Let's take 3 random variables $X,Y,Z$ on the same probability space (or associated with the same experiment), then the law of total variance states that:
$$ V[X] = V[E[X|Z]] + E[V[X|Z]] $$
Then what if I want to apply the law of total variance on the following conditional variance: $V[X|Y]$? The goal is to decompose this conditional variance further. Would this result in something like $$ V[X|Y] = V[E[X|Z|Y]] + E[V[X|Z|Y]] $$ or maybe $$ V[X|Y] = V[E[X|Z,Y]|Y] + E[V[X|Z,Y]|Y] $$
Thanks a lot for any help or suggestions.
$V\big[E[X\mid Z\mid Y]\big] + E\big[V[X\mid Z\mid Y]\big]$ does not make much sense notationally.
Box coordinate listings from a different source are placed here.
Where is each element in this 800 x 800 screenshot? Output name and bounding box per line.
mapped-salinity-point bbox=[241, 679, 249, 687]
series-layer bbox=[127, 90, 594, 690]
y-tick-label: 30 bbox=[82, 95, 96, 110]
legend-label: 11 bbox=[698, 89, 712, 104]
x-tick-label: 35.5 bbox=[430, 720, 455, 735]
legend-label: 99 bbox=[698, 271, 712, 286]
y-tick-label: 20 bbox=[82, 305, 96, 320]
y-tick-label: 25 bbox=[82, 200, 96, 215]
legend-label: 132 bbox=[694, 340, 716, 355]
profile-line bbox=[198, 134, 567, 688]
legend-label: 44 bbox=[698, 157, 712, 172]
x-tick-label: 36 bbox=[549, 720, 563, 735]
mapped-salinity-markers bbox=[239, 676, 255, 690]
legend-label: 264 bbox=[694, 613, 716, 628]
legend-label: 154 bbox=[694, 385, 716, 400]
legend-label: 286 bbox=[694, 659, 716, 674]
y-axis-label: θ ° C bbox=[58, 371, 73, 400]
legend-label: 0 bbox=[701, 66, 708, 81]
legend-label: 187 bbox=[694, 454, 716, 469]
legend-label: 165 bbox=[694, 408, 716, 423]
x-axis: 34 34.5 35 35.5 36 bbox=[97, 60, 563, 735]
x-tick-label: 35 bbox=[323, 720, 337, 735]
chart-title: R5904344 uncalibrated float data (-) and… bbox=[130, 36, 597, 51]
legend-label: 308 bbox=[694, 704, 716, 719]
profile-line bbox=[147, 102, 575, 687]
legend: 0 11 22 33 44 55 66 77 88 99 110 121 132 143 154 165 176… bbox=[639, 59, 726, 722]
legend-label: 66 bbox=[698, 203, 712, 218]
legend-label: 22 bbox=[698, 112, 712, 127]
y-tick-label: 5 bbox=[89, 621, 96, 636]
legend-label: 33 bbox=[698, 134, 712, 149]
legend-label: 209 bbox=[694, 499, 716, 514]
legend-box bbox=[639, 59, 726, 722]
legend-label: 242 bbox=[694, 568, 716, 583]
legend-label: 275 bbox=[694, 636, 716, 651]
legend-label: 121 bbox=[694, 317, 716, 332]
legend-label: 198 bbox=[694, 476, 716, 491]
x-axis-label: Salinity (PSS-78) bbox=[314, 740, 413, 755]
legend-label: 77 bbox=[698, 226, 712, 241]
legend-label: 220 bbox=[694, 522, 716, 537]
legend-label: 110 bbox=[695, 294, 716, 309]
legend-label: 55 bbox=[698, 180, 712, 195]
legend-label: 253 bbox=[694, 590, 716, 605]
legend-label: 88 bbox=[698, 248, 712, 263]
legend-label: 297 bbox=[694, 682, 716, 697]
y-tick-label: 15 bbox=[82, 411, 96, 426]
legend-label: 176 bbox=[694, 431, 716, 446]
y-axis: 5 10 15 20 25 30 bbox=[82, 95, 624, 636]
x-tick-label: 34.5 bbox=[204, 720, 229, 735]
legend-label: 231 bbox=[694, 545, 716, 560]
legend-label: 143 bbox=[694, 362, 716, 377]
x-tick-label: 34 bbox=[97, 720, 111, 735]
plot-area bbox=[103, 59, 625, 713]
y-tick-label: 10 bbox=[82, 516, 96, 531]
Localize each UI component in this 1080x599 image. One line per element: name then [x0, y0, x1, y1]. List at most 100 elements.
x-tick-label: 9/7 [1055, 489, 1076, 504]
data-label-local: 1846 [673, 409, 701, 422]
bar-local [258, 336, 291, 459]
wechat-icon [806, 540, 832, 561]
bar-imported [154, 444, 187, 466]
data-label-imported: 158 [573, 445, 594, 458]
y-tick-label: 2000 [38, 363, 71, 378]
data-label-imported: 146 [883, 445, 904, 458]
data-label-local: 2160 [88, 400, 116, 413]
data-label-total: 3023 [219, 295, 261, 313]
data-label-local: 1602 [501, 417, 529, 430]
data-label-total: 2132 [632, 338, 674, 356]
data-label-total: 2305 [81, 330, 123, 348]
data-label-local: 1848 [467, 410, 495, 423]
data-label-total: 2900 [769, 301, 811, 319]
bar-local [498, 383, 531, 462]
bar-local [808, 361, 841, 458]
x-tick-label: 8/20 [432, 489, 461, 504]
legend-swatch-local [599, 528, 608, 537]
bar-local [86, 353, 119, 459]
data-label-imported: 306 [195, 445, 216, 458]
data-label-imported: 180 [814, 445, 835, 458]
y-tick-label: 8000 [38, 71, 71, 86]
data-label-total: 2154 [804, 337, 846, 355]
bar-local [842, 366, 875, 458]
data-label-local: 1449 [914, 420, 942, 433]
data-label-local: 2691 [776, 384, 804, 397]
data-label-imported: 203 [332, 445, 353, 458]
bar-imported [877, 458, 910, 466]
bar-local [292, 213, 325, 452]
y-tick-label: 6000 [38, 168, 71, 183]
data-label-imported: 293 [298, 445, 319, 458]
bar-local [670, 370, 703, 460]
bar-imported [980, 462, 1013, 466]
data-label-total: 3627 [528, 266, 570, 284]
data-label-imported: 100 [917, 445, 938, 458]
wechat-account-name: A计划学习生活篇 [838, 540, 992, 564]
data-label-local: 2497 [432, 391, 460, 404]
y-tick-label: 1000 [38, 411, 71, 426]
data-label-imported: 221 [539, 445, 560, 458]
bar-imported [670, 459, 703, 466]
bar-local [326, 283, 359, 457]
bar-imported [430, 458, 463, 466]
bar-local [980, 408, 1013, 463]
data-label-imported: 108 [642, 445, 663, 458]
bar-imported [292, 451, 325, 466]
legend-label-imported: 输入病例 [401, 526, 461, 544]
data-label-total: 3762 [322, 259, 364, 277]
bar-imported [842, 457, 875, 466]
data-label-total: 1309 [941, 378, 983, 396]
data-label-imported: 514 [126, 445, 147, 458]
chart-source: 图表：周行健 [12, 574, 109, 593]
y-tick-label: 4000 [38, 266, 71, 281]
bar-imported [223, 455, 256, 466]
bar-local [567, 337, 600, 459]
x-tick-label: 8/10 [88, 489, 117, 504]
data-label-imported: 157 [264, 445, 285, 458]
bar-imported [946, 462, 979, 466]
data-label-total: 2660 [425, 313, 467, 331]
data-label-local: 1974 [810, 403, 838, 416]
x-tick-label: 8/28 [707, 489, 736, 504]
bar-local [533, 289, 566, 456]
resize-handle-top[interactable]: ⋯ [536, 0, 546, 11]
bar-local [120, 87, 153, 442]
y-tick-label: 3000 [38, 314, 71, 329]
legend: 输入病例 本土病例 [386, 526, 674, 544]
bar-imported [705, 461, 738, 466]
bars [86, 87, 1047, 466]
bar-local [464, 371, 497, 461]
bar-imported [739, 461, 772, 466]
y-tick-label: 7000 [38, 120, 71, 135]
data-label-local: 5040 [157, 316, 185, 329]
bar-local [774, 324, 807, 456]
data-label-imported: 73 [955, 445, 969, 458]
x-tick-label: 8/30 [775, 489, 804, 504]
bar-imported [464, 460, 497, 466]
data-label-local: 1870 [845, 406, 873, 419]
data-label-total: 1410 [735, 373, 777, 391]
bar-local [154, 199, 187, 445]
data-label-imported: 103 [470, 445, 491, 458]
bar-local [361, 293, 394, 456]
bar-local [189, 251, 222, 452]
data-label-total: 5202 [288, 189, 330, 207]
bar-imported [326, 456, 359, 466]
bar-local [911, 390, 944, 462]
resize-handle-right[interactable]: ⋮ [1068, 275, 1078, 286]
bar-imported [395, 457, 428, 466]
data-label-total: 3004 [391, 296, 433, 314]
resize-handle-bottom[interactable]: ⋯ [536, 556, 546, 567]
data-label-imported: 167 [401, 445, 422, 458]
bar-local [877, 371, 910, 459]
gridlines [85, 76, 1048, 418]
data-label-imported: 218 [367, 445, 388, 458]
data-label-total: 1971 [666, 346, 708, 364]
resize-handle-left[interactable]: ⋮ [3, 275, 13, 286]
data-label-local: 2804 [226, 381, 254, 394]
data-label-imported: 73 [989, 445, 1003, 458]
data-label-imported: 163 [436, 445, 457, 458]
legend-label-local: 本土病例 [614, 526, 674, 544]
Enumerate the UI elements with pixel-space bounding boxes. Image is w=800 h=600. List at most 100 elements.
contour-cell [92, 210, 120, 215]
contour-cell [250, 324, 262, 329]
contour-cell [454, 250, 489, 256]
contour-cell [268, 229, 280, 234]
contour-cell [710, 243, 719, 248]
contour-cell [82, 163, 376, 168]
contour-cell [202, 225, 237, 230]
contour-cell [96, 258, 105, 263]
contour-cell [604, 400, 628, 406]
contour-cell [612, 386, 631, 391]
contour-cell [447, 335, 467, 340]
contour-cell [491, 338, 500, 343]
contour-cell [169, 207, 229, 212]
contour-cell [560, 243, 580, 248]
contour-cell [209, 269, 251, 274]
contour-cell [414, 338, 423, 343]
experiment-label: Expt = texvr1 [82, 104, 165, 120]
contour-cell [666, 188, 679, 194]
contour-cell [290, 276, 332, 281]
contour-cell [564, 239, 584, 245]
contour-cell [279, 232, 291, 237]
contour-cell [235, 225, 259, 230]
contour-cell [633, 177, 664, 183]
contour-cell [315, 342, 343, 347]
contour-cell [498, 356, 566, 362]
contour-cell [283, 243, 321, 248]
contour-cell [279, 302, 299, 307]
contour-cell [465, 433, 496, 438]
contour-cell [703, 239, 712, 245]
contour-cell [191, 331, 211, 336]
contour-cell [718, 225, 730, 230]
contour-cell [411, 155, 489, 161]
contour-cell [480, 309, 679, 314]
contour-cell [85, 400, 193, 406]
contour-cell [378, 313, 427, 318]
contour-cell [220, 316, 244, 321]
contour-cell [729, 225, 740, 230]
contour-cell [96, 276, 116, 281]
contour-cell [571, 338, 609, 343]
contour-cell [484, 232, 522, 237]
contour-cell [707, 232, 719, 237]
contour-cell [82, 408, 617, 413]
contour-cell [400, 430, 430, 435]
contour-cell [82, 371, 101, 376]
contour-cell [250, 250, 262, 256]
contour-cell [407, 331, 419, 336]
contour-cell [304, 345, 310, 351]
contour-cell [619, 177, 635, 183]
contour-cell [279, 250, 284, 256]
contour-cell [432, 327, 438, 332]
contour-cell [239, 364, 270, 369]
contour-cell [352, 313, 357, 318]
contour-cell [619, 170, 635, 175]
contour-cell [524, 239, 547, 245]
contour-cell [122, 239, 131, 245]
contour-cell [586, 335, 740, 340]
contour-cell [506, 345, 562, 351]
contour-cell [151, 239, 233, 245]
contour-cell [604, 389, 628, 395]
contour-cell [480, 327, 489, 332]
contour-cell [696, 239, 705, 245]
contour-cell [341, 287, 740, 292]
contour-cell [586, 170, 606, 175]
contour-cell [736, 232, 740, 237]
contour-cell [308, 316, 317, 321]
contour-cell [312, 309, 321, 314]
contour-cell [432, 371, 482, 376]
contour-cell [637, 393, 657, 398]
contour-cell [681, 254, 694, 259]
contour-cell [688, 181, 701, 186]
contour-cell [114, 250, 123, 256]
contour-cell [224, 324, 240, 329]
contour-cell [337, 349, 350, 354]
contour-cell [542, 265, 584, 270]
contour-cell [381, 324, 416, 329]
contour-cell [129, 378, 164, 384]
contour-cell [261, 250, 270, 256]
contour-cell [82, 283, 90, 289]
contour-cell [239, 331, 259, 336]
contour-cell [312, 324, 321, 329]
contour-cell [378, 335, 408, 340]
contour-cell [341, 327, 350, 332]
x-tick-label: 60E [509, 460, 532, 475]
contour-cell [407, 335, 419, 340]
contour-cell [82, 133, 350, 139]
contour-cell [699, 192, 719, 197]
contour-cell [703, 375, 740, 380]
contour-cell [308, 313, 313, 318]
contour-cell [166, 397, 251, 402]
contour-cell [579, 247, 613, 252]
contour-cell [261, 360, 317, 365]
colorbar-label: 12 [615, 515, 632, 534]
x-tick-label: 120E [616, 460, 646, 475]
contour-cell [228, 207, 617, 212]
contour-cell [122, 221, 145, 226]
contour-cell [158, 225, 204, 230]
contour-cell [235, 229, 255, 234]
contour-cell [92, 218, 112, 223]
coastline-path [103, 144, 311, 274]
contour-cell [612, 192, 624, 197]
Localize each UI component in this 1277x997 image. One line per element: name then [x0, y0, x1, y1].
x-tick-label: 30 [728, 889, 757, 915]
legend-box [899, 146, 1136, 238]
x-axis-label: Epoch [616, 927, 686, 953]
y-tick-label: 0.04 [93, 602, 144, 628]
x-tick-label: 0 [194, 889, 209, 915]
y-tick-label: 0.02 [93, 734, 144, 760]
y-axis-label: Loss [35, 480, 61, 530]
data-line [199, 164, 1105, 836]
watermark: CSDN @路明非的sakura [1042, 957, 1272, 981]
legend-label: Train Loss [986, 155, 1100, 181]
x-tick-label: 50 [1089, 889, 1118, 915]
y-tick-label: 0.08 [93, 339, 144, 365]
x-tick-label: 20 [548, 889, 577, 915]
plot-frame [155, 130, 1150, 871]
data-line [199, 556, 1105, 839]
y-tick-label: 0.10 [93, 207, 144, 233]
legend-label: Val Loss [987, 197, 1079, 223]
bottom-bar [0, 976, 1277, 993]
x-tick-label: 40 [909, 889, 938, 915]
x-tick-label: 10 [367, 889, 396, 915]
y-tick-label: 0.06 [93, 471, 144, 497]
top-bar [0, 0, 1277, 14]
$V\big[E[X\mid Z]\mid Y\big] + E\big[V[X\mid Z]\mid Y\big]$ makes sense notationally but does not always give $V[X\mid Y]$.
$V[X\mid Y] = V\big[E[X\mid Z,Y]\mid Y\big] + E\big[V[X\mid Z,Y]\mid Y\big]$ both makes sense and is what you want.
To illustrate the distinction consider the example where $Y$ and $Z$ are i.i.d. Bernouilli$(\frac12)$, i.e. each independently $0$ or $1$ with equal probability and mean $\frac12$, and $X=Y+Z$:
You can find $V[X\mid Y]=V[Z]=\frac14$ since $Y$ and $Z$ are independent here.
$E[X \mid Z] =\frac12+Z$ and so $V\big[E[X\mid Z]\mid Y\big]=V\big[\frac12\mid Y\big]+V\big[Z\mid Y\big]=0+\frac14$, while $V[X \mid Z] =V[Y]=\frac14$ and so $E\big[V[X\mid Z]\mid Y\big]=\frac14$, giving $V\big[E[X\mid Z]\mid Y\big] + E\big[V[X\mid Z]\mid Y\big] = \frac12$, which is not $V[X\mid Y]$.
$E[X\mid Z,Y]=Y+Z$ and so $V\big[E[X\mid Z,Y]\mid Y\big]=V\big[Y\mid Y\big]+V\big[Z\mid Y\big]=0+\frac14$ again, while $V[X \mid Z,Y] =0$ (here, if you know $Z$ and $Y$ then you know $X$ exactly) and so $E\big[V[X\mid Z,Y]\mid Y\big]=0$, giving $V\big[E[X\mid Z,Y]\mid Y\big] + E\big[V[X\mid Z,Y]\mid Y\big] = \frac14$, as desired.